L’Europe pourrait-elle prendre ses distances avec la Chine et la Russie ? Aura-t-elle la volonté de créer des alliances de revers avec le Japon, la Corée du Sud, Taïwan, la Nouvelle-Zélande, le Canada, l’Australie pour mieux peser sur la scène internationale ?

Les relations entre la Chine et la Russie

Depuis l’arrivée de Xi Jinping au pouvoir en 2012, la Chine n’est plus celle de Deng Xiaoping, ni celle de Yang Zemin et de Hu Jintao. La Chine veut subvertir l’ordre international, briser les alliances et rendre l’Europe plus faible.

La relation entre la Chine et la Russie est complexe. La Russie est certes un partenaire stratégique dans certains domaines militaires et l’énergie, mais au fond pour la Chine, puissance dominante, la Russie est un « supplétif ». La Chine lui fournit des armes et lui impose des contrats.
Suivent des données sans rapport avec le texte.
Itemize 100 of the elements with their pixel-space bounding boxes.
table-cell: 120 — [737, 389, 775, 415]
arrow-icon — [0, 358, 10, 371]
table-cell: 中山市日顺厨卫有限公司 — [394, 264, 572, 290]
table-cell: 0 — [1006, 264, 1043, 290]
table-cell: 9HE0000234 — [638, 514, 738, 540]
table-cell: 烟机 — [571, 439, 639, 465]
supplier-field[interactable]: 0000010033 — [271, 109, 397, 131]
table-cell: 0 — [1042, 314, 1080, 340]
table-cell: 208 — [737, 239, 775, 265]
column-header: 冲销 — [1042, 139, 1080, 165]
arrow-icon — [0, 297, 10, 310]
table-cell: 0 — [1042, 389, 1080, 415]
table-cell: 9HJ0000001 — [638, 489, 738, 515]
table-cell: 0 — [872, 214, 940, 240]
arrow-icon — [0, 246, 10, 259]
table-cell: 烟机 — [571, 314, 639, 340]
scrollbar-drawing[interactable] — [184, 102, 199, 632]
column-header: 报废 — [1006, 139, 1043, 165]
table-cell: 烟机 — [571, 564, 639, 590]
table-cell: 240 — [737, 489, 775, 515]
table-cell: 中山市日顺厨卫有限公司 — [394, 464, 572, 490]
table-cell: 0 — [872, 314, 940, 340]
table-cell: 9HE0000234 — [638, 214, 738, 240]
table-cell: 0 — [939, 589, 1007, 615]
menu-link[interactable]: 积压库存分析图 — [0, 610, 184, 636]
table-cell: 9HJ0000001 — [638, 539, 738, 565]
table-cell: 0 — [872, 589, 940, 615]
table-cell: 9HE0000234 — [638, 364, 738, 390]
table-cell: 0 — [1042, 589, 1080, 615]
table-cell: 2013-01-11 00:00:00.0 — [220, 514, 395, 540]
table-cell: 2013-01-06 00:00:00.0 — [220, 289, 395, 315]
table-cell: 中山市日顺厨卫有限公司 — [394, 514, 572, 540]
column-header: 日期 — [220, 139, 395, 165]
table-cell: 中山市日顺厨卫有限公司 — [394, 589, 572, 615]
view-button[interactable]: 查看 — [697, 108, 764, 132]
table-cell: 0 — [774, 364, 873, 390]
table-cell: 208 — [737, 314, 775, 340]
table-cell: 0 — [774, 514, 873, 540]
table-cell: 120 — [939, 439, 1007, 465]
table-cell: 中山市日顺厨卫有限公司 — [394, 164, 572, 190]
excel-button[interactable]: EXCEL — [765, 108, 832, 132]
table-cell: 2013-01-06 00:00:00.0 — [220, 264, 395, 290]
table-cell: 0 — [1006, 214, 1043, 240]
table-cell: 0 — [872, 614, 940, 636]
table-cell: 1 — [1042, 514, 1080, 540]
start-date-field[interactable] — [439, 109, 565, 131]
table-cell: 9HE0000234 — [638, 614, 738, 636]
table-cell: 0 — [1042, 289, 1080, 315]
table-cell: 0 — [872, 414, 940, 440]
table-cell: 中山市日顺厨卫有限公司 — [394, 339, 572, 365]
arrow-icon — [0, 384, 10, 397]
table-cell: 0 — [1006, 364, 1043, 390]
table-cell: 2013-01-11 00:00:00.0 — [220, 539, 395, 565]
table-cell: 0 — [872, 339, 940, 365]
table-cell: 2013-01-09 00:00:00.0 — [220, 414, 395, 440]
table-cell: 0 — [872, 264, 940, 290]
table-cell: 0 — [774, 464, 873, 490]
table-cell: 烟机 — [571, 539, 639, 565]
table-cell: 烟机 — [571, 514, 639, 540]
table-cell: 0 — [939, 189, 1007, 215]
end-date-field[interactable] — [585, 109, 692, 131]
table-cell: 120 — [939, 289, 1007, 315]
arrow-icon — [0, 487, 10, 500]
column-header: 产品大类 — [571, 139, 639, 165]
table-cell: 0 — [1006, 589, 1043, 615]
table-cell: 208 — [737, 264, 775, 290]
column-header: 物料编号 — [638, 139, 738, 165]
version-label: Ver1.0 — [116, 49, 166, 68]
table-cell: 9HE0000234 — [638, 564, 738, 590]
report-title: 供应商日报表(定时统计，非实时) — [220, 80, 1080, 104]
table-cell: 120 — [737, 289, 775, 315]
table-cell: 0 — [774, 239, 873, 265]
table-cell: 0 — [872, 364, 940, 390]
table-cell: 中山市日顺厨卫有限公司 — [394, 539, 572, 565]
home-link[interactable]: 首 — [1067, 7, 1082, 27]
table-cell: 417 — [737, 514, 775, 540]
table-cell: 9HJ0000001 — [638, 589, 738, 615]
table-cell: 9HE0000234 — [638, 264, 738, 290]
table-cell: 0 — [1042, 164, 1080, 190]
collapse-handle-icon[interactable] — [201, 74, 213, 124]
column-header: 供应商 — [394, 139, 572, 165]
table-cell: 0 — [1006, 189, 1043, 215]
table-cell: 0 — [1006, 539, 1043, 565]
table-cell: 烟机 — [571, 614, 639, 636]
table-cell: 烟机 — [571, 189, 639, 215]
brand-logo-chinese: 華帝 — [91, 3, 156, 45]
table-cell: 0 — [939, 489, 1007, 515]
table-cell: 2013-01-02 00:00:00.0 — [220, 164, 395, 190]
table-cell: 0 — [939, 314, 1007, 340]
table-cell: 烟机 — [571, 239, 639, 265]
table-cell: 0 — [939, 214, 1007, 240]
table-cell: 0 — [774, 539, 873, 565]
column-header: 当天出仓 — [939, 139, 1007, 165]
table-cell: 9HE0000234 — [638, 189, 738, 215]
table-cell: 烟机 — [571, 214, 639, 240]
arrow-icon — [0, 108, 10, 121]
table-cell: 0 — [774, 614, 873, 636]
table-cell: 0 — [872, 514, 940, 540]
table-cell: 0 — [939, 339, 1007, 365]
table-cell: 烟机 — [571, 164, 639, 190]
Xi Jinping éprouve du mépris à l’égard de Poutine. A la fin des fins, c’est la Chine qui sera gagnante.

En conclusion,

« Les États européens voient qu’ils devront assurer par eux-mêmes leur sécurité, mais aussi qu’ils devront s’engager plus, sur d’autres continents, pour éviter que les phénomènes de prédation des richesses et d’influence politique ne minent par ricochet leur propre sécurité (…). Pour ce faire, ils devront acquérir les moyens de la puissance et s’unir pour développer avec une masse critique suffisante les investissements scientifiques et technologiques du futur. La compétitivité future du continent européen ne saurait toutefois être conçue indépendamment d’un projet européen de politique internationale. La guerre qui vient les y conduit… » (Fin de la Politique des grandes puissances, Nicolas Tenzer, avril 2025).